I realize I keep jerking you all around a little bit by sharing bits of books in progress, but I have several going on right now. The publishing calendar delayed by an entire year when my next book will be released, but I haven't stopped writing so they're kind of piling up. This excerpt is chapter three from my book on living out of God's divine affirmation. It's a clarion call that until we decide who we will live for and who we seek to please, we will never know the power of living out of God's affirmation.

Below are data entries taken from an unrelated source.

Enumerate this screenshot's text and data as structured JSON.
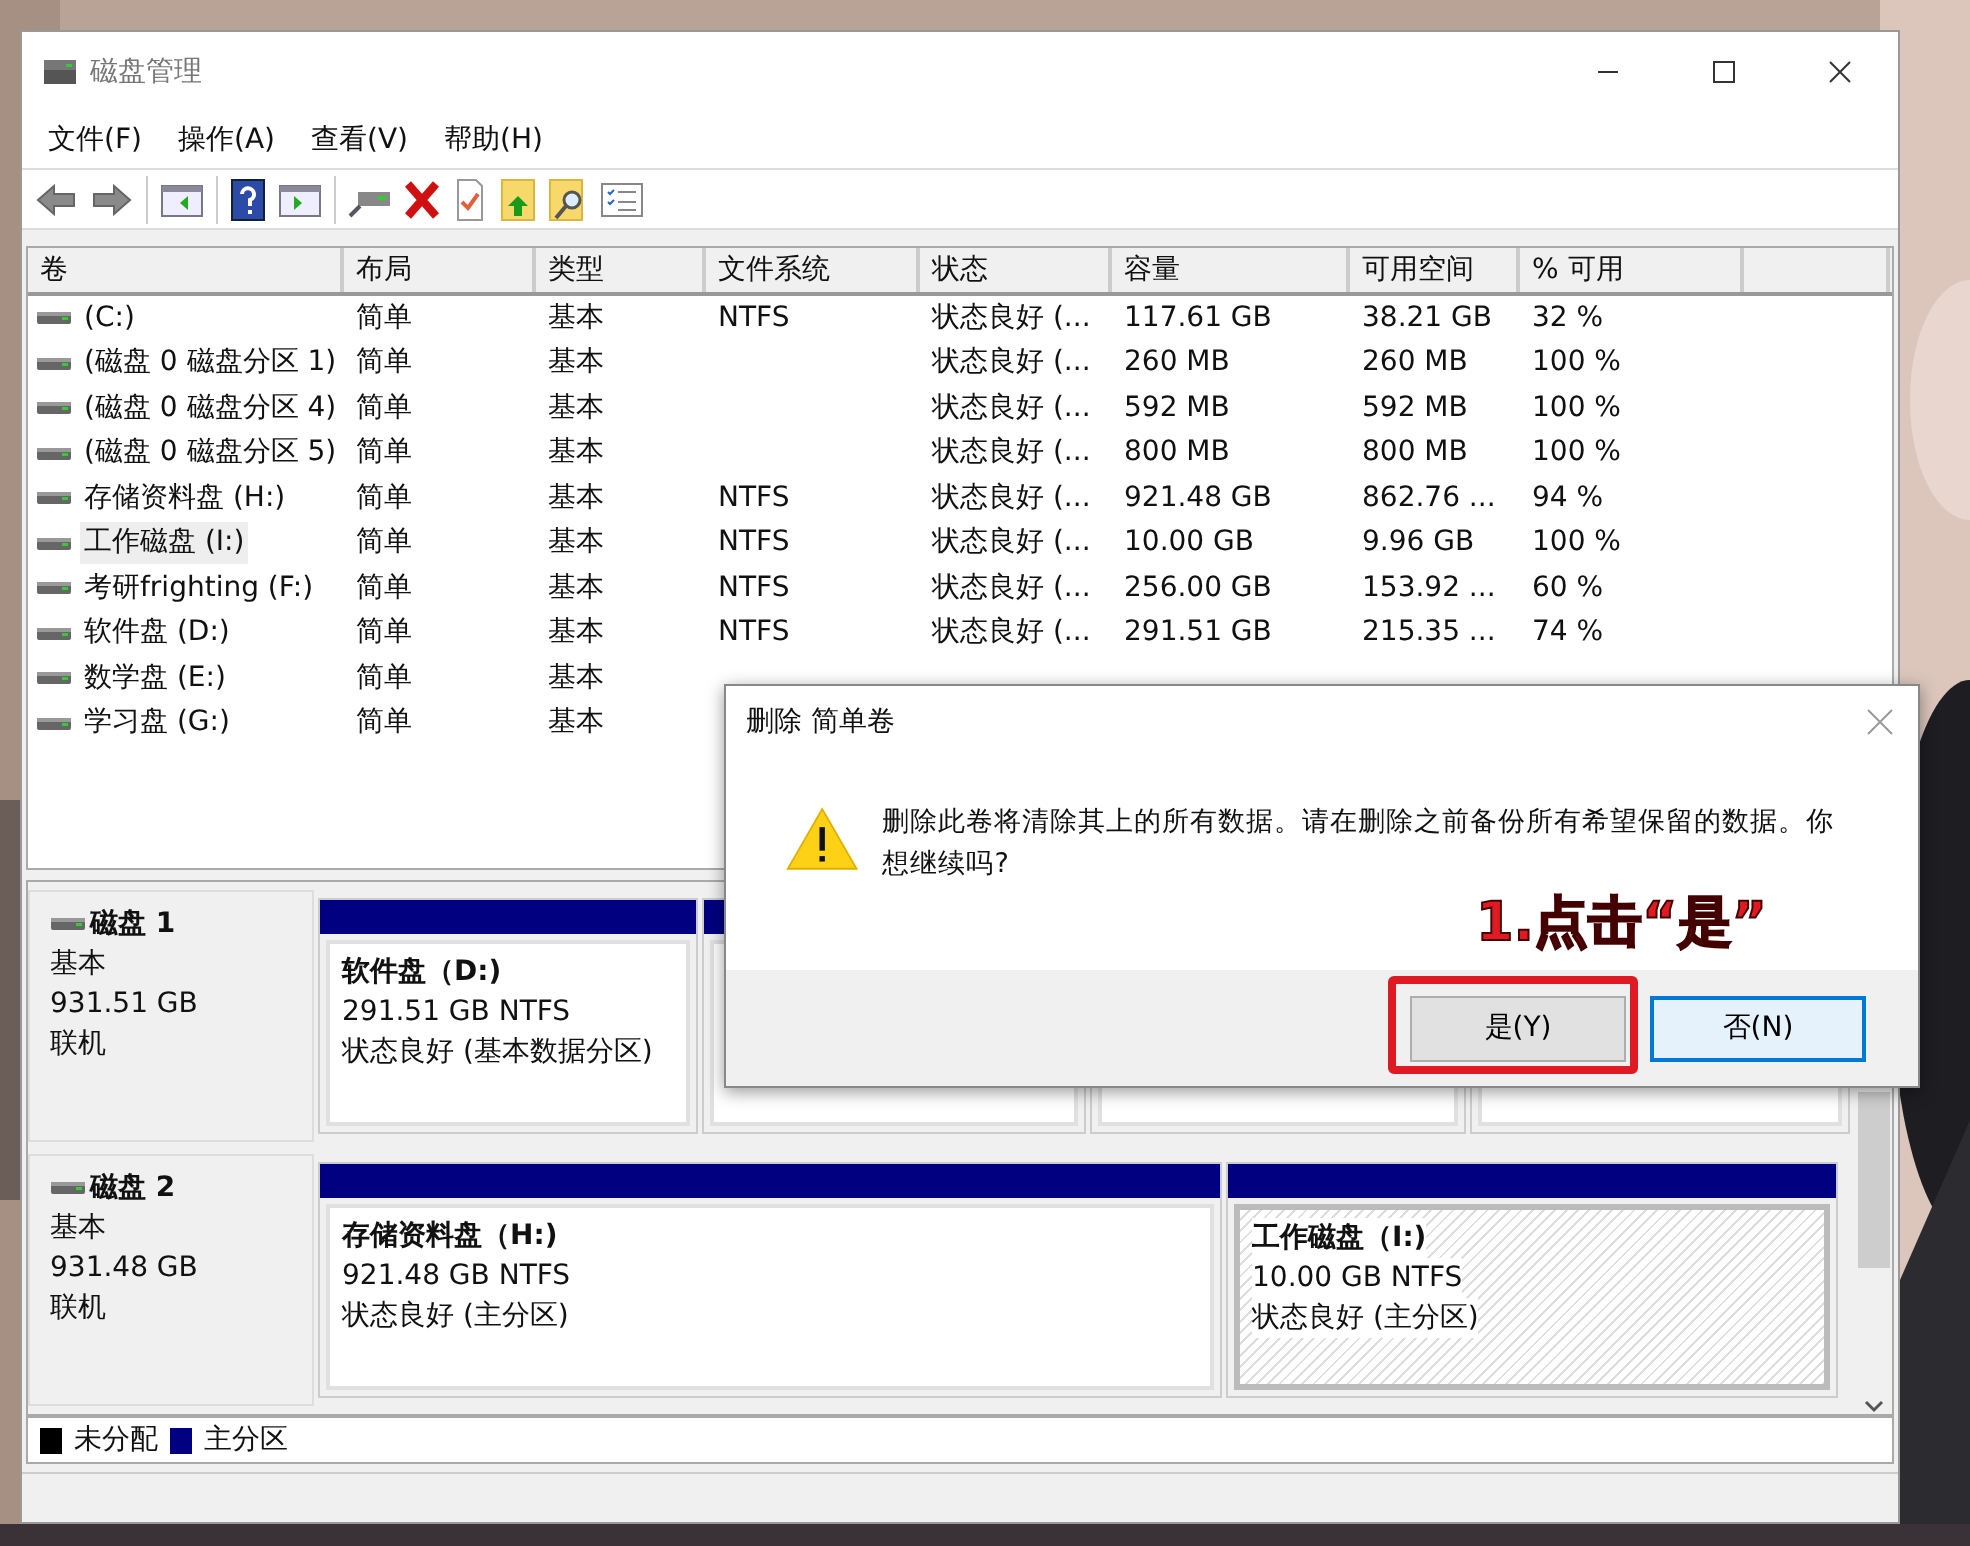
{
  "window": {
    "title": "磁盘管理"
  },
  "menu": [
    "文件(F)",
    "操作(A)",
    "查看(V)",
    "帮助(H)"
  ],
  "table": {
    "columns": [
      "卷",
      "布局",
      "类型",
      "文件系统",
      "状态",
      "容量",
      "可用空间",
      "% 可用"
    ],
    "rows": [
      {
        "selected": false,
        "cells": [
          "(C:)",
          "简单",
          "基本",
          "NTFS",
          "状态良好 (...",
          "117.61 GB",
          "38.21 GB",
          "32 %"
        ]
      },
      {
        "selected": false,
        "cells": [
          "(磁盘 0 磁盘分区 1)",
          "简单",
          "基本",
          "",
          "状态良好 (...",
          "260 MB",
          "260 MB",
          "100 %"
        ]
      },
      {
        "selected": false,
        "cells": [
          "(磁盘 0 磁盘分区 4)",
          "简单",
          "基本",
          "",
          "状态良好 (...",
          "592 MB",
          "592 MB",
          "100 %"
        ]
      },
      {
        "selected": false,
        "cells": [
          "(磁盘 0 磁盘分区 5)",
          "简单",
          "基本",
          "",
          "状态良好 (...",
          "800 MB",
          "800 MB",
          "100 %"
        ]
      },
      {
        "selected": false,
        "cells": [
          "存储资料盘 (H:)",
          "简单",
          "基本",
          "NTFS",
          "状态良好 (...",
          "921.48 GB",
          "862.76 ...",
          "94 %"
        ]
      },
      {
        "selected": true,
        "cells": [
          "工作磁盘 (I:)",
          "简单",
          "基本",
          "NTFS",
          "状态良好 (...",
          "10.00 GB",
          "9.96 GB",
          "100 %"
        ]
      },
      {
        "selected": false,
        "cells": [
          "考研frighting (F:)",
          "简单",
          "基本",
          "NTFS",
          "状态良好 (...",
          "256.00 GB",
          "153.92 ...",
          "60 %"
        ]
      },
      {
        "selected": false,
        "cells": [
          "软件盘 (D:)",
          "简单",
          "基本",
          "NTFS",
          "状态良好 (...",
          "291.51 GB",
          "215.35 ...",
          "74 %"
        ]
      },
      {
        "selected": false,
        "cells": [
          "数学盘 (E:)",
          "简单",
          "基本"
        ]
      },
      {
        "selected": false,
        "cells": [
          "学习盘 (G:)",
          "简单",
          "基本"
        ]
      }
    ]
  },
  "disks": [
    {
      "name": "磁盘 1",
      "type": "基本",
      "size": "931.51 GB",
      "state": "联机",
      "partitions": [
        {
          "name": "软件盘（D:)",
          "size": "291.51 GB NTFS",
          "status": "状态良好 (基本数据分区)",
          "selected": false
        }
      ]
    },
    {
      "name": "磁盘 2",
      "type": "基本",
      "size": "931.48 GB",
      "state": "联机",
      "partitions": [
        {
          "name": "存储资料盘（H:)",
          "size": "921.48 GB NTFS",
          "status": "状态良好 (主分区)",
          "selected": false
        },
        {
          "name": "工作磁盘（I:)",
          "size": "10.00 GB NTFS",
          "status": "状态良好 (主分区)",
          "selected": true
        }
      ]
    }
  ],
  "legend": [
    {
      "label": "未分配",
      "color": "#000000"
    },
    {
      "label": "主分区",
      "color": "#000080"
    }
  ],
  "dialog": {
    "title": "删除 简单卷",
    "message": "删除此卷将清除其上的所有数据。请在删除之前备份所有希望保留的数据。你想继续吗?",
    "buttons": [
      {
        "label": "是(Y)",
        "focused": false
      },
      {
        "label": "否(N)",
        "focused": true
      }
    ]
  },
  "annotation": {
    "text": "1.点击“是”"
  }
}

“Woe to the man that hath his portion in this life! O miserable health, and wealth, and honor, which procureth the death, and shame, and utter destruction of the soul!”
Richard Baxter[i]
God must have known that John the Baptist’s spiritual call would make him seem weird, abrasive, and an outcast. How could he get such a servant ready? What vision could he give him to replace what he knew John wouldn’t get from the world? John would have to derive courage from an entirely different realm because there would be no encouragement, no praise, no succor from this world to keep him going.

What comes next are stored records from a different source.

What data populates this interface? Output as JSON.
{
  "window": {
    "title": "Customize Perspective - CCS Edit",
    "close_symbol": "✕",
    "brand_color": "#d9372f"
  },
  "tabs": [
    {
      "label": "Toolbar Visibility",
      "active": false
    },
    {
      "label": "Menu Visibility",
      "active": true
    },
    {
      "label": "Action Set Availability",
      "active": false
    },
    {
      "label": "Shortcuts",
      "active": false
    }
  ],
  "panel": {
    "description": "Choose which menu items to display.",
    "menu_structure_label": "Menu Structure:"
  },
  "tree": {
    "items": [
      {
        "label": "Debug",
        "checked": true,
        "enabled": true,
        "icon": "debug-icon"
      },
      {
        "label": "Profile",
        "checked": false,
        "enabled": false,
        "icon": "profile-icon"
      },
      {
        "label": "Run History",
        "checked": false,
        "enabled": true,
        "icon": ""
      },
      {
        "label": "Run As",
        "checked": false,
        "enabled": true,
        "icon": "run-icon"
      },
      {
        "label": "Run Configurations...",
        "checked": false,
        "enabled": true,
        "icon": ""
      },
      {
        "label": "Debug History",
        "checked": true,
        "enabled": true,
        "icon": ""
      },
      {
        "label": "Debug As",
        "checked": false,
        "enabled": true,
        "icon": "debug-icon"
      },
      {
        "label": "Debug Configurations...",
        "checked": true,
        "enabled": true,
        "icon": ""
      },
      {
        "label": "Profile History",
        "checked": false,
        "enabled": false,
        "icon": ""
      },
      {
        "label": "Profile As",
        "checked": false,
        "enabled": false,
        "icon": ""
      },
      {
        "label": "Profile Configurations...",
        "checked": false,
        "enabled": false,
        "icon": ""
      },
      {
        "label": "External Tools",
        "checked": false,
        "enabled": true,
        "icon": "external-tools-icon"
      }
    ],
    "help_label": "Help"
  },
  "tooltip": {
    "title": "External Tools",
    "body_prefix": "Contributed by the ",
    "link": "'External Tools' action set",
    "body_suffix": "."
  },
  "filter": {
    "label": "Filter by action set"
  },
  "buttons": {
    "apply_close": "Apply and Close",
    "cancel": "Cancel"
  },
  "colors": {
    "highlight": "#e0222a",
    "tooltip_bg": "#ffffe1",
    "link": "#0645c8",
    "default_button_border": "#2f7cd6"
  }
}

God prepared John the Baptist for a life of human alienation and suspicion by pouring out abundant divine affirmation. Before John was even born, an angel said, “he will be great in the sight of the Lord.”[1]
That sentence, “great in the sight of the Lord” is where divine affirmation is born. It is contrasted in the Bible with “great in the sight of the world.”

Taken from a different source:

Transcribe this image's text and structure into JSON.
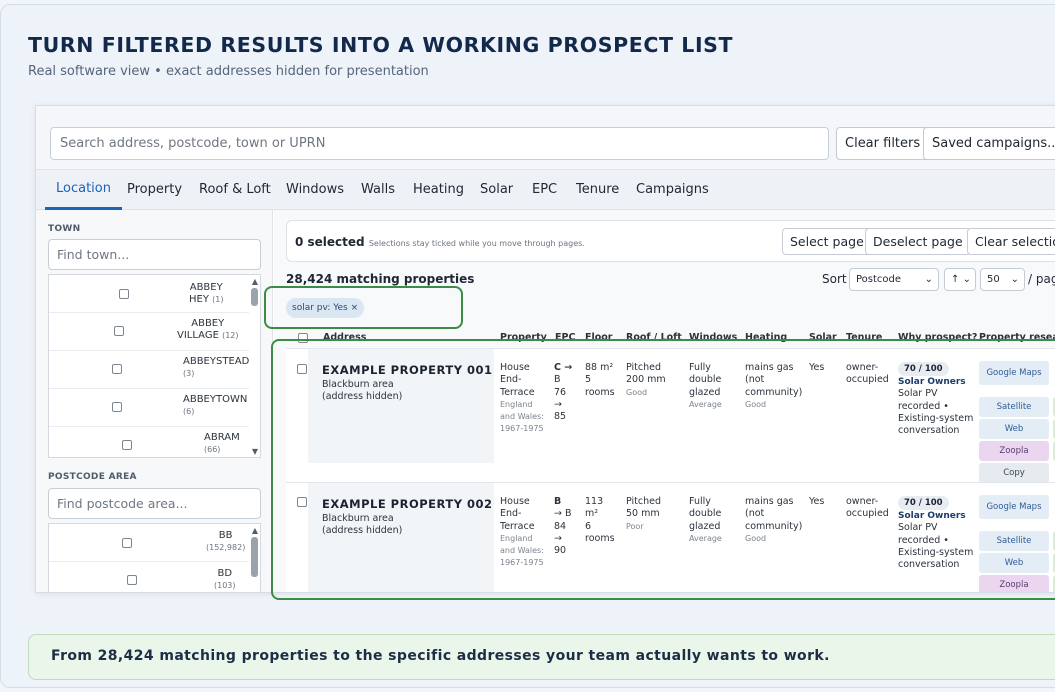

You could spend an entire afternoon trying to count how many times “Babylon” appears in the Bible.[2] She is the very picture of human greatness. She is called the “glory of kingdoms” (Isaiah 13:19) and often referred to as “Babylon the Great” (Revelation 17:5, 18:2). But these monikers are meant to be read as worldly evaluations, almost with sarcasm. “She seems so great and mighty, but watch her fall…”
In contrast to Babylon the Great is Jerusalem, “the Holy City” (Revelation 21:2). Notice the intentional difference in language. One city is “great” in the eyes of the world; another city is “holy,” i.e., set apart for God, great in the sight of God.
Do you want to be “great” in the sight of the world or “holy” and great in the sight of God?